Zirkander sat up, waving a postcard in the air. “Found it.” When he smiled, the chin strap of his leather cap dangling down to his white scarf and pilot’s jacket, he admittedly didn’t look much like a despicable villain. He was more the dashing sort whom women wanted to bed and whom men wanted to drink with, but Tolemek still had a tendency to find him irritating. Zirkander had been shooting down Cofah dirigibles for longer than Tolemek had been in the Cofah military, and during Tolemek’s years as a pirate, Zirkander had shot down plenty of those airships too.

Sardelle leaned forward, touched Zirkander’s shoulder, and whispered something.

“Ah, yes,” Zirkander said, nodding toward the villagers. No less than a dozen of them were navigating the muddy field, grass skirts flapping about their legs as they ran. They would be close enough to throw those spears soon. “It’s possible this isn’t a sanctioned landing strip.”

“It’s possible they’ve never seen a flier before and think we’re demons, here to pillage their homeland,” Sardelle said.

“Demons? I was hoping for children of the gods.” Zirkander threw a leg over the lip of the cockpit and jumped to the ground, mud spattering in all directions. It hardly mattered; the whole team was grimy after surviving that volcanic eruption on Cofahre. “Watch my back, will you?” he called up to Sardelle, then strode toward the approaching villagers, carrying nothing more than the postcard.

Cas shifted in the cockpit, emitting a grunt of irritation.

“Problem?” Tolemek wondered if he should get out or remain in the flier. His own reputation as the “Deathmaker” was even more loathsome than Zirkander’s, at least among some peoples. But the pirate fleet he had been a part of had never visited this remote island, and he doubted the natives would know of him.

“He usually asks me to watch his back,” Cas grumbled. She rested the barrel of her rifle on the windshield, clearly intending to do so whether Zirkander had asked or not.

“He probably doesn’t want the natives perforated with bullets,” Tolemek said, trying not to let it bother him that Cas felt some possessiveness toward another man. Zirkander had been her commander far longer than Tolemek had been in her life. It was natural that she cared about keeping him alive. This logic only partially reassured him.

“I wouldn’t perforate a random native,” Cas said. “Give him a shave maybe, but not perforate him.”
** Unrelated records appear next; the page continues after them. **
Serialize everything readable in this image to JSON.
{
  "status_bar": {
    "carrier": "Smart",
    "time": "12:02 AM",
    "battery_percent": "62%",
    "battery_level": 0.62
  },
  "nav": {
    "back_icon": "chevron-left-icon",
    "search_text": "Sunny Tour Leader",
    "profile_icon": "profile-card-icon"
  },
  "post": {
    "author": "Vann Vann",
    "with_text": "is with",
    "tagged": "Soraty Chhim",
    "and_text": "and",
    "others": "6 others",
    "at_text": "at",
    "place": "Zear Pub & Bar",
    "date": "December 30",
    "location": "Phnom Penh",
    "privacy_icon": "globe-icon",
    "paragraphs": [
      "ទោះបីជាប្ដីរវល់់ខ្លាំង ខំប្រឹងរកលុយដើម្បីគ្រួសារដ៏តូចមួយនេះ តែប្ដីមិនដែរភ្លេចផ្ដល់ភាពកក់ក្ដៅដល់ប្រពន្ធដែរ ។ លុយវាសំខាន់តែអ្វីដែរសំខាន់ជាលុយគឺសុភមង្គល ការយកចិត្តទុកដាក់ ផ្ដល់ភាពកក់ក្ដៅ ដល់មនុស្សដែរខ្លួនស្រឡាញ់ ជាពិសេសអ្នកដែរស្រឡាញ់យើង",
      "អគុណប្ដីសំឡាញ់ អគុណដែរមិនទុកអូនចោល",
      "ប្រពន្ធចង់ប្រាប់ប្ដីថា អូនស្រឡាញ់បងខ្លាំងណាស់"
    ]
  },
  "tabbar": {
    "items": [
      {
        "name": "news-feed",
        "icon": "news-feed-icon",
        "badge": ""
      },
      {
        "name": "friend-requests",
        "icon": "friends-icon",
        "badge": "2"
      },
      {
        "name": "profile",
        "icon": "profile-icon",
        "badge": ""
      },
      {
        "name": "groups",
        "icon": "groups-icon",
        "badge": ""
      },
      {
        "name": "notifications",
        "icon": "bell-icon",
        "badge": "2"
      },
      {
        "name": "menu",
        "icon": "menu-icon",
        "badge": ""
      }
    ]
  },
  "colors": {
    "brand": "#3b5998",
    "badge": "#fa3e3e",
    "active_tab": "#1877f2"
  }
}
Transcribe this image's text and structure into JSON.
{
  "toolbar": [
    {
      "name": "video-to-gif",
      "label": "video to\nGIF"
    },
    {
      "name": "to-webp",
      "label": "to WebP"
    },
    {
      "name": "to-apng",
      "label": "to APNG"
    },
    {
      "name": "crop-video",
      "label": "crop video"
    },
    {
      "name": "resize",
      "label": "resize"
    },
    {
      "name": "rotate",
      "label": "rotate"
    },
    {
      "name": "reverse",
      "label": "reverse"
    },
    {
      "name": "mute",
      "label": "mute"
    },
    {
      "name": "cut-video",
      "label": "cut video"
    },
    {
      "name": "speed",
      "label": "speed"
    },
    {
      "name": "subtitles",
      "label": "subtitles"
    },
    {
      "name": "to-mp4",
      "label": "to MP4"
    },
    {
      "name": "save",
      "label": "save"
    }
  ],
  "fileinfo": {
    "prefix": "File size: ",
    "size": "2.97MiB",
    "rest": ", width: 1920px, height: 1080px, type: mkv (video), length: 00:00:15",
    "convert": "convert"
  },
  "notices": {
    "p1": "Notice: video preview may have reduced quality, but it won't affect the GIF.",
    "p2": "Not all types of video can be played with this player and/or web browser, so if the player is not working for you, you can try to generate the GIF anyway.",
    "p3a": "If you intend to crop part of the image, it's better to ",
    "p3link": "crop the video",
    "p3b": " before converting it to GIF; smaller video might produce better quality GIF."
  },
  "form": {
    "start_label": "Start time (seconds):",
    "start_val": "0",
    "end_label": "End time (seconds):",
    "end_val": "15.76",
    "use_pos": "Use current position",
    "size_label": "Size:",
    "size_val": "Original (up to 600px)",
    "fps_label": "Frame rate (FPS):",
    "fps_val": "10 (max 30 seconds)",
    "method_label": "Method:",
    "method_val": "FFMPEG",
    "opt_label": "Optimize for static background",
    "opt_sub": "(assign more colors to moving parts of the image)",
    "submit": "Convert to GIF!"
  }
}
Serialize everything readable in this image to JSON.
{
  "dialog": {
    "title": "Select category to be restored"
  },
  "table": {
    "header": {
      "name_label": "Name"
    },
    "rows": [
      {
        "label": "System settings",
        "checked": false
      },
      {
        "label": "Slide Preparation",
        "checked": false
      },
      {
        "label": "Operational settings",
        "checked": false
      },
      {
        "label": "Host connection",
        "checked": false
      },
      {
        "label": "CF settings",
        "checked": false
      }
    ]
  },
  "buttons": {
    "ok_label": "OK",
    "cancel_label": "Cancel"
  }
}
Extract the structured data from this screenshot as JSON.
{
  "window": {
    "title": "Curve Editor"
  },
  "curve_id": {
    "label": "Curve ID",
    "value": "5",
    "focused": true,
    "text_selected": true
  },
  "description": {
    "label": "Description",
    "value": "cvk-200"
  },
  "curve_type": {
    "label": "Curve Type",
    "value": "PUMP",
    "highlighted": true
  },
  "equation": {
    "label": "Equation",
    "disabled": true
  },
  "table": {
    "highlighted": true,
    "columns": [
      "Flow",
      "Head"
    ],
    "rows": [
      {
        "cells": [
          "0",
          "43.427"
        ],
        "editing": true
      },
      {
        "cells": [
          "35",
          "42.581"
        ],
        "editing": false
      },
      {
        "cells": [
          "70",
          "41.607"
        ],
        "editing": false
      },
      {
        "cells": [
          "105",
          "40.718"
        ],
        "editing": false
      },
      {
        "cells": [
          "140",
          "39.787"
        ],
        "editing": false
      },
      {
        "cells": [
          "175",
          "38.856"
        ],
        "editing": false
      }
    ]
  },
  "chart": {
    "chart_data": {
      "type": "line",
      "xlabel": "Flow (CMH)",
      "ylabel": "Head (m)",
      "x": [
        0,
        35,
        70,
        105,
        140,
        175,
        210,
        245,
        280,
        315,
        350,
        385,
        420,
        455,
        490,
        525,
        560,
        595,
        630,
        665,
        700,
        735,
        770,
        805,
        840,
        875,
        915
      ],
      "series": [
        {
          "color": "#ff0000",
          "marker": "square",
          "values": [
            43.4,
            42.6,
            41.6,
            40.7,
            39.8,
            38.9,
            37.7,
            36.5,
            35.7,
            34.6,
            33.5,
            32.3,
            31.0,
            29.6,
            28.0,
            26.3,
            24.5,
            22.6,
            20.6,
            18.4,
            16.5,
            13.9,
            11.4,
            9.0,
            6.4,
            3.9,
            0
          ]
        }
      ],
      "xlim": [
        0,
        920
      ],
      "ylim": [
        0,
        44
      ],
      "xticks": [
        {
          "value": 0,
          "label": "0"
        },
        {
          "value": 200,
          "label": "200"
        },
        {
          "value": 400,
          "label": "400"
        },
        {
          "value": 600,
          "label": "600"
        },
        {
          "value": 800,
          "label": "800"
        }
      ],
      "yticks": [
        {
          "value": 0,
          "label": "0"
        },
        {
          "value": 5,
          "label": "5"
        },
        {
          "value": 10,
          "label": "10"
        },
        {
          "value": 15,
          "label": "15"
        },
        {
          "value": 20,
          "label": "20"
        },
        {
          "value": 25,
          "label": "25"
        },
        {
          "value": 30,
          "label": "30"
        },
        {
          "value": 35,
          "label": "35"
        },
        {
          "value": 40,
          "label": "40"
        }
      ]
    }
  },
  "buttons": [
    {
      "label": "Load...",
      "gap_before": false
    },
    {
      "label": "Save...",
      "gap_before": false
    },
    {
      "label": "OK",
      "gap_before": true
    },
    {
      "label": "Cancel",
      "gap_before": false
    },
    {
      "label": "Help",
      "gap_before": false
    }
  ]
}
At Zirkander’s approach, the villagers had slowed down, with three breaking away to go up and talk to him. The others kept their spears to their shoulders, poised to launch. Not all of those wood-and-stone weapons were pointed at Zirkander—Cas and Duck were being targeted, as well. Or maybe it was the fliers in general that had the natives spooked. The Iskandians styled their aircraft after the dragons of old, with bronze hulls, outstretched wings, and propellers at the noses of reptilian snouts painted with flaring nostrils and rows of fangs.

Tolemek was positive Zirkander didn’t know the language, but that didn’t keep him from talking copiously as he gestured to the volcano at the center of the island, the jungle stretching inland, and the sea beyond the fields and the village. He finished with holding the postcard out to the villagers.